“伊凡斯小姐說工作室接到太多的電話,她回復不完,信件也是。”瑞秋拿著剛剛收到的電報跟伊莎貝拉報告,“如果可以的話,我們最好提前回美國,她說我們肯定無法想象到那邊多有瘋狂。”
沒有互聯網就是不方便,伊莎貝拉完全無法知道現在美國是什么情況,也無法根據實際的情況來更變計劃。
其實這也不算是一件壞事,因為眼不見為干凈,只要看不見人們對她的評價,她的心情就不會受到影響。
伊莎貝拉在巴黎也忙極了,她接受了幾家巴黎媒體的訪問,還有跟伍德女士、比利森母女等人見了一面,算是給她們一個交代以及簡單的致個歉。

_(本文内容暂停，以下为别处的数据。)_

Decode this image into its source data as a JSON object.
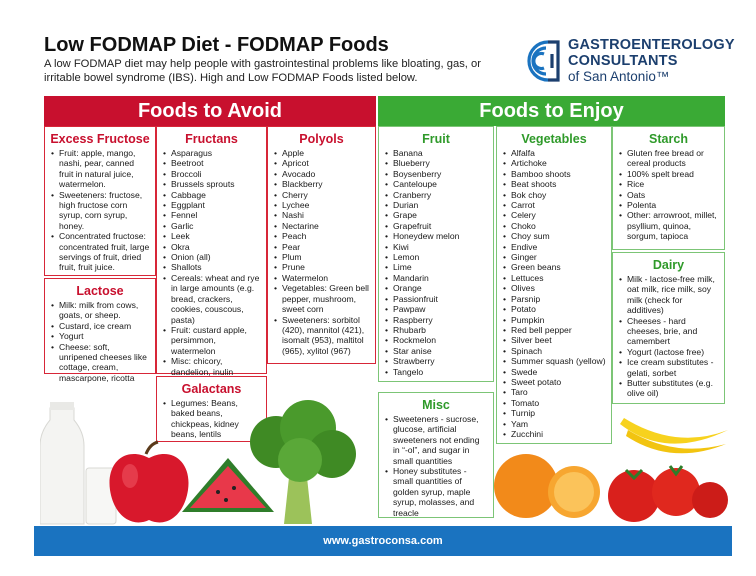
{
  "header": {
    "title": "Low FODMAP Diet - FODMAP Foods",
    "subtitle": "A low FODMAP diet may help people with gastrointestinal problems like bloating, gas, or irritable bowel syndrome (IBS). High and Low FODMAP Foods listed below."
  },
  "logo": {
    "line1": "GASTROENTEROLOGY",
    "line2": "CONSULTANTS",
    "line3": "of San Antonio™",
    "icon": "gc-logo-icon",
    "color": "#1c3f6e"
  },
  "sections": {
    "avoid_title": "Foods to Avoid",
    "enjoy_title": "Foods to Enjoy",
    "avoid_color": "#c8102e",
    "enjoy_color": "#3aaa35"
  },
  "avoid": {
    "excess_fructose": {
      "title": "Excess Fructose",
      "items": [
        "Fruit: apple, mango, nashi, pear, canned fruit in natural juice, watermelon.",
        "Sweeteners: fructose, high fructose corn syrup, corn syrup, honey.",
        "Concentrated fructose: concentrated fruit, large servings of fruit, dried fruit, fruit juice."
      ]
    },
    "lactose": {
      "title": "Lactose",
      "items": [
        "Milk: milk from cows, goats, or sheep.",
        "Custard, ice cream",
        "Yogurt",
        "Cheese: soft, unripened cheeses like cottage, cream, mascarpone, ricotta"
      ]
    },
    "fructans": {
      "title": "Fructans",
      "items": [
        "Asparagus",
        "Beetroot",
        "Broccoli",
        "Brussels sprouts",
        "Cabbage",
        "Eggplant",
        "Fennel",
        "Garlic",
        "Leek",
        "Okra",
        "Onion (all)",
        "Shallots",
        "Cereals: wheat and rye in large amounts (e.g. bread, crackers, cookies, couscous, pasta)",
        "Fruit: custard apple, persimmon, watermelon",
        "Misc: chicory, dandelion, inulin"
      ]
    },
    "galactans": {
      "title": "Galactans",
      "items": [
        "Legumes: Beans, baked beans, chickpeas, kidney beans, lentils"
      ]
    },
    "polyols": {
      "title": "Polyols",
      "items": [
        "Apple",
        "Apricot",
        "Avocado",
        "Blackberry",
        "Cherry",
        "Lychee",
        "Nashi",
        "Nectarine",
        "Peach",
        "Pear",
        "Plum",
        "Prune",
        "Watermelon",
        "Vegetables: Green bell pepper, mushroom, sweet corn",
        "Sweeteners: sorbitol (420), mannitol (421), isomalt (953), maltitol (965), xylitol (967)"
      ]
    }
  },
  "enjoy": {
    "fruit": {
      "title": "Fruit",
      "items": [
        "Banana",
        "Blueberry",
        "Boysenberry",
        "Canteloupe",
        "Cranberry",
        "Durian",
        "Grape",
        "Grapefruit",
        "Honeydew melon",
        "Kiwi",
        "Lemon",
        "Lime",
        "Mandarin",
        "Orange",
        "Passionfruit",
        "Pawpaw",
        "Raspberry",
        "Rhubarb",
        "Rockmelon",
        "Star anise",
        "Strawberry",
        "Tangelo"
      ]
    },
    "misc": {
      "title": "Misc",
      "items": [
        "Sweeteners - sucrose, glucose, artificial sweeteners not ending in “-ol”, and sugar in small quantities",
        "Honey substitutes - small quantities of golden syrup, maple syrup, molasses, and treacle"
      ]
    },
    "vegetables": {
      "title": "Vegetables",
      "items": [
        "Alfalfa",
        "Artichoke",
        "Bamboo shoots",
        "Beat shoots",
        "Bok choy",
        "Carrot",
        "Celery",
        "Choko",
        "Choy sum",
        "Endive",
        "Ginger",
        "Green beans",
        "Lettuces",
        "Olives",
        "Parsnip",
        "Potato",
        "Pumpkin",
        "Red bell pepper",
        "Silver beet",
        "Spinach",
        "Summer squash (yellow)",
        "Swede",
        "Sweet potato",
        "Taro",
        "Tomato",
        "Turnip",
        "Yam",
        "Zucchini"
      ]
    },
    "starch": {
      "title": "Starch",
      "items": [
        "Gluten free bread or cereal products",
        "100% spelt bread",
        "Rice",
        "Oats",
        "Polenta",
        "Other: arrowroot, millet, psyllium, quinoa, sorgum, tapioca"
      ]
    },
    "dairy": {
      "title": "Dairy",
      "items": [
        "Milk - lactose-free milk, oat milk, rice milk, soy milk (check for additives)",
        "Cheeses - hard cheeses, brie, and camembert",
        "Yogurt (lactose free)",
        "Ice cream substitutes - gelati, sorbet",
        "Butter substitutes (e.g. olive oil)"
      ]
    }
  },
  "images": [
    "milk-bottle-image",
    "apple-image",
    "watermelon-image",
    "broccoli-image",
    "orange-image",
    "banana-image",
    "tomato-image"
  ],
  "footer": {
    "url": "www.gastroconsa.com",
    "color": "#1a73c0"
  }
}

來巴黎看秀的都是她最熟悉的顧客,現在鬧出了這么大的一件事,她們自然想要向她討個說法。
她們會主動找她說明心底里還是傾向支持她,不然應該會直接黑名單她,最主要的原因是她平常的待人接物做的太好了,因為知道自己終有一天會拋開偽裝,所以她做事一向很謹慎,不說不應該說的話,不做不應該做的事,為人非常謙虛,乃至出事情了她跟客戶的關系也不會一下子斷掉。
也許從別人的角度來看伊莎貝拉的確有著欺騙顧客感情的嫌疑,但是建立在希萊爾跟她們之間不僅僅是賣家跟買家的關系,肉麻點說更像知已希萊爾知道她們的需要,并且會按照她們的要求去制作每一件衣服,制度也是為了加深品牌和顧客的情誼,增加她們的歸屬感。
況且她們都壓根沒有見過“希萊爾”,平時都是伊莎貝拉跟她們接觸,她們對這個品牌的感覺和印象全都是由她建立出來的,相比那位素未謀面的設計師,顯然是她更有親切感。
所以對于伊莎貝拉,她們是持有寬容的態度。
只要有合理的原由,那么一切都好說了。
不過伊莎貝拉解釋之余并沒有透露太多內情,因為那部份的故事得留在發布會上說。
伊莎貝拉本來打算在巴黎多逗留一周,以拓展在這邊的人脈一個美國人在巴黎成為社交明星可不是常常都有的事情,這幾天她接到數之不清的邀約,有派對、飯局、宴會交換了一堆卡片,法語也有了飛躍的進步,考慮她想要把業務擴充到這邊來,多認識一些人總不是壞事。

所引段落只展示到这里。